If you know that the polygon in 3D is "flat" you can use the normal to transform all 3D-points of the vertices to a 2D-representation (of the points with respect to the plan in which the polygon is located) - but this still leaves you with defining the origin of this coordinate-system (but this don't really matter for your problem) and with the orientation of at least one of the axes (if you want orthogonal axes you can still rotate them around your choosen origin) - and this is where the trouble starts.

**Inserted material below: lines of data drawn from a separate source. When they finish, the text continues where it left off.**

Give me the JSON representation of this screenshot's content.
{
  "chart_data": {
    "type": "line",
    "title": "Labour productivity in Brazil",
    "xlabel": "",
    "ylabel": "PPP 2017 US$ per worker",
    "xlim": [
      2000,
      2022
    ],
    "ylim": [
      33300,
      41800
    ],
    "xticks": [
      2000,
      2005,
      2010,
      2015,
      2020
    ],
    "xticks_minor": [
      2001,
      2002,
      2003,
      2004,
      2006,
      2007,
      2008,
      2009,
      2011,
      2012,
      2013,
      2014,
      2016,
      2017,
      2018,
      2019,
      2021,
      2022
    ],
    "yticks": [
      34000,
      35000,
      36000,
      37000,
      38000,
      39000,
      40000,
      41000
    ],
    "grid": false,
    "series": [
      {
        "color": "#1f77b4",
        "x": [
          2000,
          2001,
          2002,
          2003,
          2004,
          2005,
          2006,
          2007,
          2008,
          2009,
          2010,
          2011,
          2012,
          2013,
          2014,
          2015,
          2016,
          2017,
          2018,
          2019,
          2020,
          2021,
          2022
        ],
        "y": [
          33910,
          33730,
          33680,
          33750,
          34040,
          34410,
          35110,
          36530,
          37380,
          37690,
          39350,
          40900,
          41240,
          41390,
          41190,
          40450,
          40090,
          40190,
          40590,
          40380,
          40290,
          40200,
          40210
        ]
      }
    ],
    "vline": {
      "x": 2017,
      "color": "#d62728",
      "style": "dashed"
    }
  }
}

I would recommend using the Y-axis of your 3D-coordinate system, project this on your plane and use the resulting direction as "up" - but then you are in trouble in case your plan is orthogonal to the Y-axis (now you might want to use the projected Z-Axis as "up").
The math is rather simple (you can use the inner product (a.k.a. scalar product) for projection to your plane and some matrix stuff to convert to the 2D-coordinate system - you can get all of it by googling for raytracer algorithms for polygons.